Three years after the Sept. 11 attacks, Osama bin Laden and his deputy are still issuing orders for attacks by al-Qaida, a top American commander told The Associated Press Saturday.
Maj. Gen. Eric Olson said that an al-Qaida linked group was suspected of a deadly car bombing at a U.S. security firm in the Afghan capital last month. He said the attack was a suicide mission.
"There are senior leaders of al-Qaida that are working through operatives in Afghanistan," Olson told The Associated Press in an interview. "They are involved in planning and in some cases directing attacks inside of Afghanistan."
Olson, the operational commander of U.S.-led forces in Afghanistan, said the military had no fix on the whereabouts of either bin Laden or al-Qaida No. 2 Ayman al-Zawahri. But the involvement of well-trained foreign fighters in attacks near the Pakistani border convinced him that the fugitive leaders were pulling the strings.
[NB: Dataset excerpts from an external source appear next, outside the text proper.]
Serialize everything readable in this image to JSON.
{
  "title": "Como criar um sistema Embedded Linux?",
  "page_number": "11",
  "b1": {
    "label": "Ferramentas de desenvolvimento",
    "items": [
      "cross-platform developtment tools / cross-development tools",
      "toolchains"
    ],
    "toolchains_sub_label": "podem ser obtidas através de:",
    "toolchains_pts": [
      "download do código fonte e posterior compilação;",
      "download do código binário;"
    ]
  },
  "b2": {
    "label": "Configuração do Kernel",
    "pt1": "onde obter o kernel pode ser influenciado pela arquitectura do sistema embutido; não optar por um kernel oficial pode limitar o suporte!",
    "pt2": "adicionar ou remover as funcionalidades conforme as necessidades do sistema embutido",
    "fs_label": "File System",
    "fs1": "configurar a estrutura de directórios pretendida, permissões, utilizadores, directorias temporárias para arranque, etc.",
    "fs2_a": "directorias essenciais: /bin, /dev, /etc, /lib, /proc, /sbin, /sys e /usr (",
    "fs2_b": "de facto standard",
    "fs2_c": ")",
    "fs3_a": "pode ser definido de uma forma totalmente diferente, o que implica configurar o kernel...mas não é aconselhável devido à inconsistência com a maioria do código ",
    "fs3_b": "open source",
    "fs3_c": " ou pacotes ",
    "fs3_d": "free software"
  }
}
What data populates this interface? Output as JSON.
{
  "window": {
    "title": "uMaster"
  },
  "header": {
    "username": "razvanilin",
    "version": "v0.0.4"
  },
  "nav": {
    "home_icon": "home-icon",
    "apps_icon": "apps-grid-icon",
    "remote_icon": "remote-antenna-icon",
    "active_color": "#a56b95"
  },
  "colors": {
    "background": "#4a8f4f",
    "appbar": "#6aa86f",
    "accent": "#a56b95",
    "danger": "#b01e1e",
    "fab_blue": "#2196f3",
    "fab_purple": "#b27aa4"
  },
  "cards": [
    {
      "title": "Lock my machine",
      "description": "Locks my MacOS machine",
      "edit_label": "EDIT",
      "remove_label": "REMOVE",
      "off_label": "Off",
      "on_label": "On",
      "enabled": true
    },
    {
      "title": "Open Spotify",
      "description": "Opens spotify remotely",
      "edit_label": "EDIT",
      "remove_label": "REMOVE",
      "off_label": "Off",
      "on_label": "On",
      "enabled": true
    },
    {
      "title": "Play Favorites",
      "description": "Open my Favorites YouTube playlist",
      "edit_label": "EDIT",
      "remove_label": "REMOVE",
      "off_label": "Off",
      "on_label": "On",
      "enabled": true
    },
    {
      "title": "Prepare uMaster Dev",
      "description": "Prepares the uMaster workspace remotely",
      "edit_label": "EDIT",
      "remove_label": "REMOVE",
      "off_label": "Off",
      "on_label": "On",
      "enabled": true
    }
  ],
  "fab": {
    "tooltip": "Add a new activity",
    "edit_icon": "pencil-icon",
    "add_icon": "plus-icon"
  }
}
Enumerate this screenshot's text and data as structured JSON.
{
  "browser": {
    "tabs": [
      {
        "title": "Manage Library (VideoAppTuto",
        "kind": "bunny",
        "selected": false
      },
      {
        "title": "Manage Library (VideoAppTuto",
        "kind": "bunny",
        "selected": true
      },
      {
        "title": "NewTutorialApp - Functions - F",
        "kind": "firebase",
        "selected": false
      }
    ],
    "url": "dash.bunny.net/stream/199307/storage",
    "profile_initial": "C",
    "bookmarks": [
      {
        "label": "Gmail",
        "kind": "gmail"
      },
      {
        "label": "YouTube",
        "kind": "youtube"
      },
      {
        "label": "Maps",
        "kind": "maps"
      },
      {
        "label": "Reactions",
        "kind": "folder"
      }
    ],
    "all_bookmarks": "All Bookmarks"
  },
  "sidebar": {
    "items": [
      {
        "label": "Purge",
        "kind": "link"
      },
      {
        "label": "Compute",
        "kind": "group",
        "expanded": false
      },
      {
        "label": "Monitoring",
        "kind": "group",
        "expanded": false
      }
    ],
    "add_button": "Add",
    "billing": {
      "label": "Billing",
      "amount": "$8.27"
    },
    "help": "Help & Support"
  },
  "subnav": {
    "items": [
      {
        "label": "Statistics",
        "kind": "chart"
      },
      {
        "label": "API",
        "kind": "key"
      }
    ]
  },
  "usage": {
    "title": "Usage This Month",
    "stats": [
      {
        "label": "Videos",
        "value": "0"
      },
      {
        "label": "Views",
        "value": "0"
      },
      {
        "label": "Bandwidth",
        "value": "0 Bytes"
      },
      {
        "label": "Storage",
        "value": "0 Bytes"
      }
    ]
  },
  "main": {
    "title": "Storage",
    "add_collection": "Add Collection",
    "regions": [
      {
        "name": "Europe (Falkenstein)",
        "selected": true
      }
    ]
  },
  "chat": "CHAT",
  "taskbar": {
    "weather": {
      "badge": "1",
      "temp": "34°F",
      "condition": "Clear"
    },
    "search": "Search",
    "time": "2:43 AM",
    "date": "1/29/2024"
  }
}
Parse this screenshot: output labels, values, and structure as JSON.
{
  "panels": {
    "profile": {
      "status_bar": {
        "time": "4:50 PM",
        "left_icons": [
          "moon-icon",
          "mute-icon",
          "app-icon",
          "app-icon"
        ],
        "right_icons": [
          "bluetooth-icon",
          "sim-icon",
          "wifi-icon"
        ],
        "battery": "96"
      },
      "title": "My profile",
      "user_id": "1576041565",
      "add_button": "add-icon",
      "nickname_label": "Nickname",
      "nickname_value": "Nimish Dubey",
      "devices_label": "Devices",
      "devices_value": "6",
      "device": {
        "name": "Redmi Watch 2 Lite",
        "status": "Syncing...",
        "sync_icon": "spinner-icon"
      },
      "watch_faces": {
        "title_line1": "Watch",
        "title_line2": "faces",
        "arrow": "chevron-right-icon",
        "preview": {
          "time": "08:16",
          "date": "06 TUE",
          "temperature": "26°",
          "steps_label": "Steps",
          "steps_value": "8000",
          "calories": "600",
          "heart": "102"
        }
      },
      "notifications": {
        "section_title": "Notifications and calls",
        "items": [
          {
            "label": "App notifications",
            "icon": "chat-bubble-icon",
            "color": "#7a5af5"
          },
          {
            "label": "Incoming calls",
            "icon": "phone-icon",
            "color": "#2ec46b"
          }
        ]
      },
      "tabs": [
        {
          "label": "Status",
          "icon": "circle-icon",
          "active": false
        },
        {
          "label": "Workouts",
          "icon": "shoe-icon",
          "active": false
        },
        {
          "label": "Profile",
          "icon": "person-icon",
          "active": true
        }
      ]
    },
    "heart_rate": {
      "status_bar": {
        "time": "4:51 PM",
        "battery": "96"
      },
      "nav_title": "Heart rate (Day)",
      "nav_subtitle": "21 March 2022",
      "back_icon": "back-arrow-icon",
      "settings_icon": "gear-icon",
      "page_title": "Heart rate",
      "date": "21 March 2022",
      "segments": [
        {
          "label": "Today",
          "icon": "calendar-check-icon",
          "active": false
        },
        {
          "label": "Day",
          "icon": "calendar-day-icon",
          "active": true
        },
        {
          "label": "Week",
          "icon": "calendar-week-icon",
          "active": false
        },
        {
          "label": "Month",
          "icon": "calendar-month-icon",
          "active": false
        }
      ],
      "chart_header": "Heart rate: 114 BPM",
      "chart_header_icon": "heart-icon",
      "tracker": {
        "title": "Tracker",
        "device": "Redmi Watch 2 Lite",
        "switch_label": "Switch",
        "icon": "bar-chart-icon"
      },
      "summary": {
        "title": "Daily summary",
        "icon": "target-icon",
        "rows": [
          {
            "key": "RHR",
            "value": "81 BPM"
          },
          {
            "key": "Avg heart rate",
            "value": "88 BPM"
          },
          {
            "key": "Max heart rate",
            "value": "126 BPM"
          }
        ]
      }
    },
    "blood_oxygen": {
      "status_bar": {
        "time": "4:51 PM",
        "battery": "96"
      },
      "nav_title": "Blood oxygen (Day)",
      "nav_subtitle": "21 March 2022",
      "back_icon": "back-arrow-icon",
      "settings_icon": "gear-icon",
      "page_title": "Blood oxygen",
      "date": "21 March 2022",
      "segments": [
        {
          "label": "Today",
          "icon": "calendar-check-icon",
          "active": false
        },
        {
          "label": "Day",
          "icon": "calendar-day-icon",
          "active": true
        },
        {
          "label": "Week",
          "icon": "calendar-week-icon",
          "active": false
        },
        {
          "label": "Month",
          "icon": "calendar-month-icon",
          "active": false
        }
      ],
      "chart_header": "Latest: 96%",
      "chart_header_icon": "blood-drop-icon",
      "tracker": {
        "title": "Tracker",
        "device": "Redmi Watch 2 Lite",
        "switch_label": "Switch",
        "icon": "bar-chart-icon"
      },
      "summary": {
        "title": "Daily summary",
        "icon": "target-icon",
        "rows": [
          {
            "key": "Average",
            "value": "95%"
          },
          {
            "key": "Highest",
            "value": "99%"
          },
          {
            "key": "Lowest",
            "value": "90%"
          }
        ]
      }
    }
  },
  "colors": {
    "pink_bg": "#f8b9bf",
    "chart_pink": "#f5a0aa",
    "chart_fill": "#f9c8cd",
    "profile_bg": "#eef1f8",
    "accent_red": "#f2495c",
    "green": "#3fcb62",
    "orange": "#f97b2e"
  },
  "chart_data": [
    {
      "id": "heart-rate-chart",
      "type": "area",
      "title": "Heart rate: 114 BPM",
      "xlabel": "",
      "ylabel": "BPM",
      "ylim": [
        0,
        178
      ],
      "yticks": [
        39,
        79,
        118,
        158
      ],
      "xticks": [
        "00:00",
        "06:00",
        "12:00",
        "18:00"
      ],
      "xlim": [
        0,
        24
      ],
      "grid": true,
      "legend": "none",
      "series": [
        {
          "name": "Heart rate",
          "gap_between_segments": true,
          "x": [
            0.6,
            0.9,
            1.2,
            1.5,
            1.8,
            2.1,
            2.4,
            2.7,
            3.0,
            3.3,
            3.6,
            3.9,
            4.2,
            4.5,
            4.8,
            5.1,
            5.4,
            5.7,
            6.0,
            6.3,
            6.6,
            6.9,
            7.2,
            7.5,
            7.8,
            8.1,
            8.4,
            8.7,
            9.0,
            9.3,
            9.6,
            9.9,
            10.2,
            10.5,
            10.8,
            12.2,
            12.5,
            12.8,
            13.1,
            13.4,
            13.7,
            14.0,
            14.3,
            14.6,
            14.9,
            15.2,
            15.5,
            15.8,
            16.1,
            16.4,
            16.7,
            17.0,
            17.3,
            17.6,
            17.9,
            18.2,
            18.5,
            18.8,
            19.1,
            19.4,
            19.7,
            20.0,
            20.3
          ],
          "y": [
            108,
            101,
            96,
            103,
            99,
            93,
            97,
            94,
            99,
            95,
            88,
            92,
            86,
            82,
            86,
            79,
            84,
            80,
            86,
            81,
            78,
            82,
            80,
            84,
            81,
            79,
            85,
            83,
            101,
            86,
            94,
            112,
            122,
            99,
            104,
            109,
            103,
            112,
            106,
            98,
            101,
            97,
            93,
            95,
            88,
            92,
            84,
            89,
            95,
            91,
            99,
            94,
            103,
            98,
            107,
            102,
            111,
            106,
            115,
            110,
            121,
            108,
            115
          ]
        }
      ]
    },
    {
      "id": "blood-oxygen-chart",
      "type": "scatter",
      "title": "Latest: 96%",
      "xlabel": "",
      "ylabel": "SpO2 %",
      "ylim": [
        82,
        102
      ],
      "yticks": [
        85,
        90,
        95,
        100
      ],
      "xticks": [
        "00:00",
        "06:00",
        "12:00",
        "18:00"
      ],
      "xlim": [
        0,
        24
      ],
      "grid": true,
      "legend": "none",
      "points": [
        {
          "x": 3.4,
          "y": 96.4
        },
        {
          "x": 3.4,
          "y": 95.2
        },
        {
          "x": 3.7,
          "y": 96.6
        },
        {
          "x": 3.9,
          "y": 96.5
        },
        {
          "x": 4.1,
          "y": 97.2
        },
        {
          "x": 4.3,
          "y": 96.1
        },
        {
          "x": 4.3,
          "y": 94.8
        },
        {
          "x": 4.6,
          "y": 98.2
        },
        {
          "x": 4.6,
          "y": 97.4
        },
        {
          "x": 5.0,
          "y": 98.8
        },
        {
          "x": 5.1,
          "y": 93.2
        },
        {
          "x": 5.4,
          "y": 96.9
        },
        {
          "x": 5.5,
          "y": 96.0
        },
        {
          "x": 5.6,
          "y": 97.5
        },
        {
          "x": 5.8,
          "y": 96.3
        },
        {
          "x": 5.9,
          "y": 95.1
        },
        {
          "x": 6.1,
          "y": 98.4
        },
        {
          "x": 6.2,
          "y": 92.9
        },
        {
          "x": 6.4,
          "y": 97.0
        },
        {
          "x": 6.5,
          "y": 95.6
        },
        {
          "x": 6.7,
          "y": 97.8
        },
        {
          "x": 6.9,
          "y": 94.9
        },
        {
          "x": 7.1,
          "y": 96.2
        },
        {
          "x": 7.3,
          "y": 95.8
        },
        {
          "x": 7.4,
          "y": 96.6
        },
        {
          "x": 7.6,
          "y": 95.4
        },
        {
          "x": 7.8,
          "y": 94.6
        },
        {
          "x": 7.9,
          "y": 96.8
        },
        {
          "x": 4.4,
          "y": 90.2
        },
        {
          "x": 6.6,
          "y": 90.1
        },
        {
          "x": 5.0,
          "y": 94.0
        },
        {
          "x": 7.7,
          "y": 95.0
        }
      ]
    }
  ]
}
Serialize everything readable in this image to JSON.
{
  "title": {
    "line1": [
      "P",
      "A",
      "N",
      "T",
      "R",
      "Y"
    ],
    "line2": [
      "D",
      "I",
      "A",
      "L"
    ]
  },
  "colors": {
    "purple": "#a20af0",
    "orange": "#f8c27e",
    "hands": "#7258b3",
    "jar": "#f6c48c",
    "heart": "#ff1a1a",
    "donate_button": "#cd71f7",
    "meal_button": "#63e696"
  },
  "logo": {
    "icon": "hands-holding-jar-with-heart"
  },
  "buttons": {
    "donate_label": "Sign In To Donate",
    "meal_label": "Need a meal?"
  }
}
"What we see are their techniques and their tactics here in Afghanistan, so I think it is reasonable to assume that the senior leaders are involved in directing those operations," he said.
Olson spoke to AP after a ceremony at the main American base north of Kabul to mark the anniversary of the 2001 attacks, which sparked the U.S. campaign to oust the Taliban and drive al-Qaida fighters from Afghanistan.